My Journey With:

Hypermobile Ehlers-Danlos syndrome (hEDS) ~ Postural Orthostatic Tachycardia Syndrome (POTS) ~ Focal Impaired Awareness Seizures (Complex Partial Seizures) ~ Fibromyalgia ~ Chronic Myofascial Pain (CMP) ~ Polycystic Ovarian Syndrome (PCOS) ~ TMJ Dysfunction ~ Bipolar I Rapid Cycling With Psychosis ~ Migraines ~ Obsessive Compulsive Disorder (My OCD is currently in remission except for hoarding) ~ Keratosis Pilaris (KP) ~ Complex-Post-Traumatic Stress Disorder (C-PTSD) ~ Panic Disorder ~ Generalized Anxiety Disorder (GAD) ~ Social Anxiety Disorder (SAD) ~ Non-suicidal Self-Injury (NSSI or SI) ~ Painful Piezogenic Pedal Papules ~ Hashimoto's Thyroiditis (Autoimmune Hypothyroidism) ~ Irritable Bowel Syndrome ~ Seasonal Affective Disorder (SAD) ~ Multiple Phobias ~ Chronic Headaches

Thursday, June 28, 2012

"DIfferently-abled?" Shut Up. Just. Shut. Up.


Spoonie. Disabled. Crippled. Gimp. Handicapped. Out of Commission. Burden. Deffective. Bedridden. Broken. Damaged. Enfeebled. Housebound. Lame. Laid up.

 Some of these words I call myself, but if I were called some of these words I would offended to no end, not to mention angry. It angers me just as much, though, when someone corrects me and tells me I'm not "disabled," I'm "differently-abled." I haven't had someone tell me I'm not "handicapped," but "handi-capable," yet, but it will piss me off just as much. I probably haven't heard it because I don't refer to myself as handicapped. I do, however, call myself a spoonie and disabled. Those words don't offend me, but when someone who has no disabilities thinks they'll somehow change my life by using a stupid made up word, well, that pisses me off. When someone who isn't disabled corrects me, I feel belittled, annoyed, and angry. If you're not living my life, and aren't even disabled at all, you don't have a right to correct me. Yes, I have abilities that I've always had, such as writing, crafts, and scrapbooking. That has nothing to do with being physically disabled, though, or disabled with mental illness, as most of us have some ability, whether it's a physical, mental, or spiritual one. It's like that person thinks just because I'm disabled my life must suck so they need to give me a bit of hope, because, of course, it is their duty as an able-bodied person. My life doesn't suck, and I don't want anyone either feeling sorry for me or thinking that they have to rescue me from my sucky life by giving me advice. Maybe this doesn't bother some people, but it does me. I know people don't realize they aren't being helpful, but perhaps they need to stop, think, and put themselves in the shoes of a disabled person's. I've thought before about saying "Ooo, wow, I never thought of it that way! You just changed my life!" I would say this sarcastically, of course. I have a feeling, though, that most people would totally miss the sarcasm and say "You're welcome. Glad I could change your life [with one made up word]!"

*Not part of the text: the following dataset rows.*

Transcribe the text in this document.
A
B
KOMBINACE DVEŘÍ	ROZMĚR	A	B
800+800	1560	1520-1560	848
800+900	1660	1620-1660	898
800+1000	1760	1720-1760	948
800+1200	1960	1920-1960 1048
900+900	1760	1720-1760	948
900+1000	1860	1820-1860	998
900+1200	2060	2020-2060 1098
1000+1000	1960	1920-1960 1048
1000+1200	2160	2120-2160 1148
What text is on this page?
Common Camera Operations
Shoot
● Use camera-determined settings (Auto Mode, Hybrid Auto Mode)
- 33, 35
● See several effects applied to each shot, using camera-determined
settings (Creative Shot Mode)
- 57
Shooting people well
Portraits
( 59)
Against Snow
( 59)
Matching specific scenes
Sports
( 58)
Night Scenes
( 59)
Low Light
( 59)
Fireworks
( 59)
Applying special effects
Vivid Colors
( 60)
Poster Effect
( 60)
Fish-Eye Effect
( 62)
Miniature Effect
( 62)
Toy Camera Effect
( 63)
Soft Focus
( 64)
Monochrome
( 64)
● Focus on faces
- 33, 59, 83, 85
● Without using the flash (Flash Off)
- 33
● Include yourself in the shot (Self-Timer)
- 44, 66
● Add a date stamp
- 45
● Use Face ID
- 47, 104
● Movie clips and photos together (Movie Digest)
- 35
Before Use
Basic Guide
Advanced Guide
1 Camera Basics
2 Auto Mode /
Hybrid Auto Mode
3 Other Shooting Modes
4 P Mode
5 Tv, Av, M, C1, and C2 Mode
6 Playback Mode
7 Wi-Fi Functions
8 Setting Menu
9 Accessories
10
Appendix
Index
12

Am I the only one annoyed by this?

2 comments:

  1. The ones that get me, are when I mention something that's gone wrong in my life, and people say, "Well at least you have your health" because, really, I don't "look sick." I have to then choose whether to shrug it off, because they didn't know, or if I'm in a particularly bitchy, or informative mood, I'll say "No, actually, I don't have my health, I may look like I do, but on the inside, I've got the joints of a 90 year old, and a compromised immune system. What you see as "health" when you look at me is the mask I wear to keep good-intentioned people from nosing around in my personal life."

    So, to sum up, I totally agree with you.

    P.S. I call myself disabled, a gimp, defective, and a cripple... As well as a mutant. For some reason, they're the words I prefer.